Rain Barrels and Soil Moisture Sensors
***As of 6/9/2021 Rain Barrels are on back order. We do not have any rain barrels in stock until late July. Please continue to check back for an update or call us at 781-455-7550 x0
The Needham Water & Sewer Division is offering Rain Barrels and Soil Moisture Sensors for purchase at the Department of Public Works Building.
Soil Moisture Sensors...$150
To take advantage of this offer please call the Department of Public Works (DPW) Administration Office
(781) 455-7550, ext. 306
60 gallons stands 39 inches tall by 24 inches wide, weighs 20 pounds empty, food grade, Ultra Violet (UV) protected, highly durable, 3/16" polyethylene, green.
The rain barrel takes minutes to set up. The spigot, overflow valve, hose, and complete directions are packaged inside the barrel. All you need to do is prepare the downspout, insert the spigot, and overflow fittings into the pre-drilled holes and wait for rain!
Why use a Rain Barrel?
- They irrigate your lawn and garden
During the summer months it is estimated that nearly 40 percent of household water is used for lawn and garden maintenance. A rain barrel collects water and stores it for those times that you need it most - during the dry summer months. Using rain barrels potentially helps homeowners' lower water bills, while also improving the vitality of plants, flowers, trees and lawns.

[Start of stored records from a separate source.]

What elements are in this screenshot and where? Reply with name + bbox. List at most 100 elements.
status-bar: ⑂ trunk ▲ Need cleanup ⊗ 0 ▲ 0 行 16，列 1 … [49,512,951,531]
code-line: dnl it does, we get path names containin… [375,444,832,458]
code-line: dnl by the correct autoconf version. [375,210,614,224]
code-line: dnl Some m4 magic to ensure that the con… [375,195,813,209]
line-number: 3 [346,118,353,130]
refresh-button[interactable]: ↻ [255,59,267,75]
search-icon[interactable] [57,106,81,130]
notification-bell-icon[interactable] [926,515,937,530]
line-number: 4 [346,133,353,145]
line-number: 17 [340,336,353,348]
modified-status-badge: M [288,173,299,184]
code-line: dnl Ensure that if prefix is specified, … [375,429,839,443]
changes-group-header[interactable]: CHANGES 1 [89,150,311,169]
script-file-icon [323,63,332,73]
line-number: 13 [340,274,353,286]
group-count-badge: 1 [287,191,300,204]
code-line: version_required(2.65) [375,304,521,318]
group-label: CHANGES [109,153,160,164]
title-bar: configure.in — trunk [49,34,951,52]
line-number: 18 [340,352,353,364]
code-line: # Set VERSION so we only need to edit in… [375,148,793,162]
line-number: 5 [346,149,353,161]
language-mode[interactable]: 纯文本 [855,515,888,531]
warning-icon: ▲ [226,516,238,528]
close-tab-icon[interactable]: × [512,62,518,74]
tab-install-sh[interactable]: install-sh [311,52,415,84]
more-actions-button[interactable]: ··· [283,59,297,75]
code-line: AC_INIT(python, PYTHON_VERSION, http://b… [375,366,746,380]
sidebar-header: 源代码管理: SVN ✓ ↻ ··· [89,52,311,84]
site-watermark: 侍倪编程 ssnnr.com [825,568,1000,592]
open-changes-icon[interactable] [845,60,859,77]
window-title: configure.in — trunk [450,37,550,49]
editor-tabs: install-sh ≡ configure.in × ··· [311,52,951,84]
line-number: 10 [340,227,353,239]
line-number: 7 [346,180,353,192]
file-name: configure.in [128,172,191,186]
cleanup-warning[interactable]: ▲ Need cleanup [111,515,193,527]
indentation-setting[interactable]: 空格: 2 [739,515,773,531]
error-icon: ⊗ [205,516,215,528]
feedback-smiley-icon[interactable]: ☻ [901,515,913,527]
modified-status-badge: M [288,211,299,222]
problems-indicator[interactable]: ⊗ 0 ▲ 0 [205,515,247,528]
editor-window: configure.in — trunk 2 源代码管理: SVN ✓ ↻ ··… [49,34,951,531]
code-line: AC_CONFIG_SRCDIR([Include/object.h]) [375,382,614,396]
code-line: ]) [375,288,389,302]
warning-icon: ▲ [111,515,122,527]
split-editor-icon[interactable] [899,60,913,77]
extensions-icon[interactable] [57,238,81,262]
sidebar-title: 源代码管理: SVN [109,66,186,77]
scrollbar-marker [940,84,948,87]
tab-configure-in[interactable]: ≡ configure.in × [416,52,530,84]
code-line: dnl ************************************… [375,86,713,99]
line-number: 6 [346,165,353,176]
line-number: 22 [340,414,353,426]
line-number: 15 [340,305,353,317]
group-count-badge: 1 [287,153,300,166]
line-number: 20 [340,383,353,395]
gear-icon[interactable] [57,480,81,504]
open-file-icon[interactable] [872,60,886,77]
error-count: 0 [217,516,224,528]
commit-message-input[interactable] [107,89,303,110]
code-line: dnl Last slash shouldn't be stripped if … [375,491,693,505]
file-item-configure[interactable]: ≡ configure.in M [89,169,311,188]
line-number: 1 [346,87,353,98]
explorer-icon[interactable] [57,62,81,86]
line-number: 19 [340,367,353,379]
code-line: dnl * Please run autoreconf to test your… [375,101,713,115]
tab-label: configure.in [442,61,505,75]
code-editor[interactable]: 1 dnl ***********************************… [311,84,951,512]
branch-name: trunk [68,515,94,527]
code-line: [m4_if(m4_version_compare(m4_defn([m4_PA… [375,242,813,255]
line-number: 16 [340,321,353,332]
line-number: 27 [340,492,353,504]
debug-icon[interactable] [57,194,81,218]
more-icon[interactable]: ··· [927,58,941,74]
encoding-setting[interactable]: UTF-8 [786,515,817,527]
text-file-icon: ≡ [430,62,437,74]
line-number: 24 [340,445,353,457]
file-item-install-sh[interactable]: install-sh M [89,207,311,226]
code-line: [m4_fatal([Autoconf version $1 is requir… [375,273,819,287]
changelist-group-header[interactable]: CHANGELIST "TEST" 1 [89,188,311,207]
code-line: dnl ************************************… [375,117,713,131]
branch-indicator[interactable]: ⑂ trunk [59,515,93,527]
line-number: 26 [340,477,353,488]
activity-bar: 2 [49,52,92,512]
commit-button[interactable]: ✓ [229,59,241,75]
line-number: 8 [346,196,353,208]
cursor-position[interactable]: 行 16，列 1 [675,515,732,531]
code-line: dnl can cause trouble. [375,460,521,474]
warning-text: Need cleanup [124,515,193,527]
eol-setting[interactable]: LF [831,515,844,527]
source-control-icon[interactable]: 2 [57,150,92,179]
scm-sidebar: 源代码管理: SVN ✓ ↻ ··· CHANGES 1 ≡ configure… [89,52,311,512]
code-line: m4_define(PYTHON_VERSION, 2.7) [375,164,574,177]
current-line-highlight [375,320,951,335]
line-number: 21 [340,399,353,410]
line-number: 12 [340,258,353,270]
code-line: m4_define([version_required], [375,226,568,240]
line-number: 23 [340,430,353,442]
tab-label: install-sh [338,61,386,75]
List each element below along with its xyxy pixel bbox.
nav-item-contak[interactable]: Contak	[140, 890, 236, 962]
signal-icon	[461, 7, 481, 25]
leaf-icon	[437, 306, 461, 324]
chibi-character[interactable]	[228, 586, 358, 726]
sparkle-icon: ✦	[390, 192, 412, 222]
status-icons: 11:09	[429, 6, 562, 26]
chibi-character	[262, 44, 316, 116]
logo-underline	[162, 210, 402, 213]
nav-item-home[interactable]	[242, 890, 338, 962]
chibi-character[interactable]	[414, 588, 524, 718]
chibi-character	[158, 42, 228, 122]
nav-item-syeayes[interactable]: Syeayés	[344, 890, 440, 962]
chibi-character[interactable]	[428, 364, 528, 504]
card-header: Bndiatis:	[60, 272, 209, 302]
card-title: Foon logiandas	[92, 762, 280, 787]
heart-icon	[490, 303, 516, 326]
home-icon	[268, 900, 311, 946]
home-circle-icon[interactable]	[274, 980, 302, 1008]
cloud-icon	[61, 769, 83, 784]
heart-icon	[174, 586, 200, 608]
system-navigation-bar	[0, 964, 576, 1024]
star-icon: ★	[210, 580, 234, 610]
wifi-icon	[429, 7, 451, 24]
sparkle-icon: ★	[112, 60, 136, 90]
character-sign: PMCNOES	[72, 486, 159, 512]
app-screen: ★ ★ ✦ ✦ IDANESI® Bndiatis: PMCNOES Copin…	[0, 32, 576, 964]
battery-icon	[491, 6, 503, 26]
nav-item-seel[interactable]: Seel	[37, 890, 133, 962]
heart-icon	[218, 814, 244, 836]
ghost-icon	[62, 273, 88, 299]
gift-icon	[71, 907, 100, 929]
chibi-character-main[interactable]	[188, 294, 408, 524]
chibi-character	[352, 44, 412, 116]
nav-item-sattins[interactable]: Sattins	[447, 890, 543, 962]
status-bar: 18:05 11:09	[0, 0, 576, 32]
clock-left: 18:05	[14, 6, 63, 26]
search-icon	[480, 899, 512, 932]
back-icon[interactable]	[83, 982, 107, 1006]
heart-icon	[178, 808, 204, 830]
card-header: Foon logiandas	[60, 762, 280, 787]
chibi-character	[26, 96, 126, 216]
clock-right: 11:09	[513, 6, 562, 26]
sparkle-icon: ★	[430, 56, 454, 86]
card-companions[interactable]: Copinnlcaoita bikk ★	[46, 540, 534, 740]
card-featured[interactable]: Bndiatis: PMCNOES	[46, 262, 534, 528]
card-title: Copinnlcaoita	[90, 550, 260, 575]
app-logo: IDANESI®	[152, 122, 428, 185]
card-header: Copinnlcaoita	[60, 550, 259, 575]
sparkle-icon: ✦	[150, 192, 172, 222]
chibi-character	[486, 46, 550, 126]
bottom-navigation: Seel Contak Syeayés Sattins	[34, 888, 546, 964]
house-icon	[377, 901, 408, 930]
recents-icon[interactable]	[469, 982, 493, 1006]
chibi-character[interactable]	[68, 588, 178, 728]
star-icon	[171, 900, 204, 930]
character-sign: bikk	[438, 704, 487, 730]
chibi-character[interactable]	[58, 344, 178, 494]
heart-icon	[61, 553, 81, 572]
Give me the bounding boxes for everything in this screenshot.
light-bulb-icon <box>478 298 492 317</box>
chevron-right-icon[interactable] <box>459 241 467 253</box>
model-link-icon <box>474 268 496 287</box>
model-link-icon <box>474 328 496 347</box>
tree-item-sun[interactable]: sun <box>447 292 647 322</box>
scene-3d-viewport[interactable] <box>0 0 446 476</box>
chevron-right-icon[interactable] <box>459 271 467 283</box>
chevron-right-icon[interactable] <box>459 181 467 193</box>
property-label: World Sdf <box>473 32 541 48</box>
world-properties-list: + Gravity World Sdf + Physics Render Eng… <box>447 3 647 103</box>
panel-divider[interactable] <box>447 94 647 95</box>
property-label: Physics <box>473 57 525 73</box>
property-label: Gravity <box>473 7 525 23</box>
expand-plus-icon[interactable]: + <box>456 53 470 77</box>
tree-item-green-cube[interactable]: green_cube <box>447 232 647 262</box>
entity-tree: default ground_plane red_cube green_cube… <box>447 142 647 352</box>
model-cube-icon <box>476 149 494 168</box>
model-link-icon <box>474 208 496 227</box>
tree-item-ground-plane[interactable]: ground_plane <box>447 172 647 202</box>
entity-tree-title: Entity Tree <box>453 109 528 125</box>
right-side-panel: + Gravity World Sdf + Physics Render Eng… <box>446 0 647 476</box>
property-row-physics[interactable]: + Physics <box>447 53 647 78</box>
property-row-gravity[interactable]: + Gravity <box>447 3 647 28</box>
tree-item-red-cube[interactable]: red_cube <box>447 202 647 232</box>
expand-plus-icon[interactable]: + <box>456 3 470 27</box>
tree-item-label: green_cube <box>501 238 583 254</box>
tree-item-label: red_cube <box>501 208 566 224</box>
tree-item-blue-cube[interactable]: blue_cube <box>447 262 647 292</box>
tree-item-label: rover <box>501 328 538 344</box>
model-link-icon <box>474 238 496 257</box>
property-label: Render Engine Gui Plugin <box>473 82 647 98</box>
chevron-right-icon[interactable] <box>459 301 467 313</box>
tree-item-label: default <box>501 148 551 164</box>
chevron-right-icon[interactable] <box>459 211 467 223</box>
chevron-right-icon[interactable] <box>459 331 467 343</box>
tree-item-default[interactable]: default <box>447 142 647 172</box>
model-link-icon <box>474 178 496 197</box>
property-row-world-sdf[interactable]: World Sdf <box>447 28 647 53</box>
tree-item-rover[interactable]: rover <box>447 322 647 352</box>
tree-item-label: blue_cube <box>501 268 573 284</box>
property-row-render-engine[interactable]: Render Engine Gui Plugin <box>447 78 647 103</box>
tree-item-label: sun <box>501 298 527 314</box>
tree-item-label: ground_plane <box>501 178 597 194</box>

- They redirect water from your roof to your lawn or garden
The average rainfall of one inch within a 24-hour period can produce more than 700 gallons of water that runs off the roof of a typical house. Much of this water runs from gutters onto surfaces that do not allow water to soak into the ground. These are called impervious surfaces and include concrete, asphalt, and compacted soil. Even commonly used sod has a very low infiltration rate and can be a major cause of increased runoff.
Soil Moisture Sensors
A Soil Moisture Sensors (SMS) is a sensor connected to an irrigation system controller that measures soil moisture content in the active root zone before each scheduled irrigation event and bypasses the cycle if soil moisture is above a user-defined set point. SMSs function similarly to rain sensors by bypassing irrigation events under rainy conditions, but by measuring soil moisture at the root zone they are more effective at minimizing irrigation when plants do not need additional water.
In addition to conserving water, soil moisture sensors can also prevent issues like fertilizer runoff and will protect surrounding waterways.